In rare cases of severe breath-holding, treatment with atropine sulfate, methonitrate (62), or scopolamine (68) has been attempted, although this is not dramatically helpful in most circumstances. Tracheostomy may be considered for the small minority of children with associated anatomic or functional airway abnormalities. Prolonged asystole, which occurs rarely with breath-holding spells, has been selectively managed with implantation of cardiac pacemakers (72; 70).

Regarding cardiac pacemakers, Villain and colleagues chose to implant a pacemaker (ventricular demand) in children with severe breath-holding spells. Eleven children, over 15 years, were paced. The children were studied prior to surgery with ECG and ocular compression, showing normal ECG but bradycardic responses to ocular pressure. The study showed results that were “spectacular with disappearance of spells and restoration of normal activities.” Follow-up Holter monitoring showed normal pacemaker function, having pre-operative studies documenting ECG pauses, sudden bradycardia, and sinus arrhythmia in individual patients. They conclude that “although psychosocial factors play a part in breath-holding spells, pacemaker implantation is effective in suppressing symptoms in severely affected children.”

Kelly and colleagues implanted permanent ventricular demand pacemakers in 10 pediatric patients with breath-holding spells and associated bradycardia and concluded this intervention to be “safe, efficacious, and warranted” in these patients (50). Further studies will be needed to assess which and when children, may benefit from pacemaker implantation (85; 25).

Melatonin has also been proposed as an effective strategy in the treatment of childhood breath-holding spells (12).
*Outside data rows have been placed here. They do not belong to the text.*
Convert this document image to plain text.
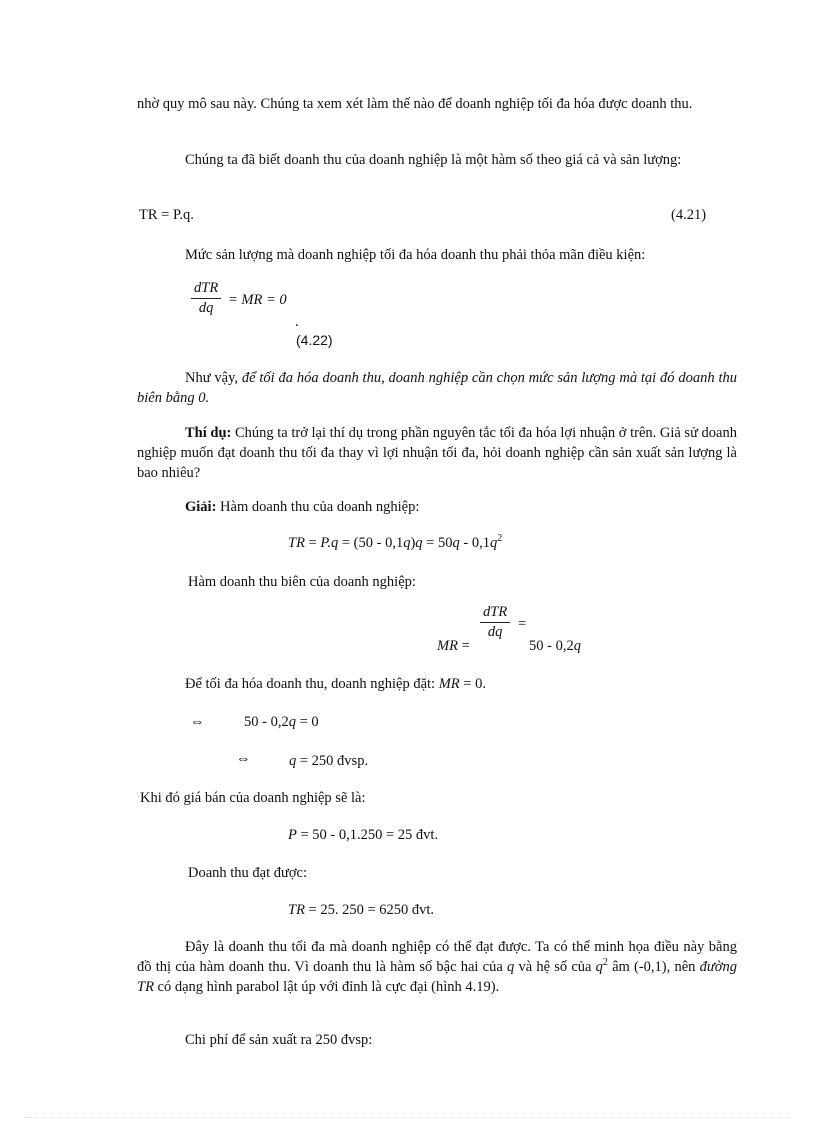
nhờ quy mô sau này. Chúng ta xem xét làm thế nào để doanh nghiệp tối đa hóa được doanh thu.

Chúng ta đã biết doanh thu của doanh nghiệp là một hàm số theo giá cả và sản lượng:

TR = P.q.	(4.21)

Mức sản lượng mà doanh nghiệp tối đa hóa doanh thu phải thỏa mãn điều kiện:

dTR
dq	= MR = 0
.
(4.22)

Như vậy, để tối đa hóa doanh thu, doanh nghiệp cần chọn mức sản lượng mà tại đó doanh thu biên bằng 0.

Thí dụ: Chúng ta trở lại thí dụ trong phần nguyên tắc tối đa hóa lợi nhuận ở trên. Giả sử doanh nghiệp muốn đạt doanh thu tối đa thay vì lợi nhuận tối đa, hỏi doanh nghiệp cần sản xuất sản lượng là bao nhiêu?

Giải: Hàm doanh thu của doanh nghiệp:
TR = $P.q = (50 - 0,1q)q = 50q - 0,1q^2$
Hàm doanh thu biên của doanh nghiệp:
MR =
dTR
dq	=
50 - 0,2q
Để tối đa hóa doanh thu, doanh nghiệp đặt: MR = 0.
⇔	50 - 0,2q = 0
⇔	q = 250 đvsp.
Khi đó giá bán của doanh nghiệp sẽ là:
P = 50 - 0,1.250 = 25 đvt.
Doanh thu đạt được:
TR = 25. 250 = 6250 đvt.

Đây là doanh thu tối đa mà doanh nghiệp có thể đạt được. Ta có thể minh họa điều này bằng đồ thị của hàm doanh thu. Vì doanh thu là hàm số bậc hai của q và hệ số của $q^2$ âm (-0,1), nên đường TR có dạng hình parabol lật úp với đỉnh là cực đại (hình 4.19).

Chi phí để sản xuất ra 250 đvsp:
Lastly, there has been a case report of successful treatment of this condition with glycopyrrolate (88).

Theophylline was described in a case report as treatment for severe and frequent breath-holding spells, but further studies are needed to confirm or refute its usefulness (14; 32).

In a multicentric, retrospective series of 84 children with severe pallid breath-holding spells, belladonna was used as treatment; 44% (20 patients) had complete resolution of spells and no major adverse reactions (34).

Outcomes

For the overwhelming majority of children, breath-holding spells, whether cyanotic or pallid, are benign, with normal developmental and intellectual outcome (42).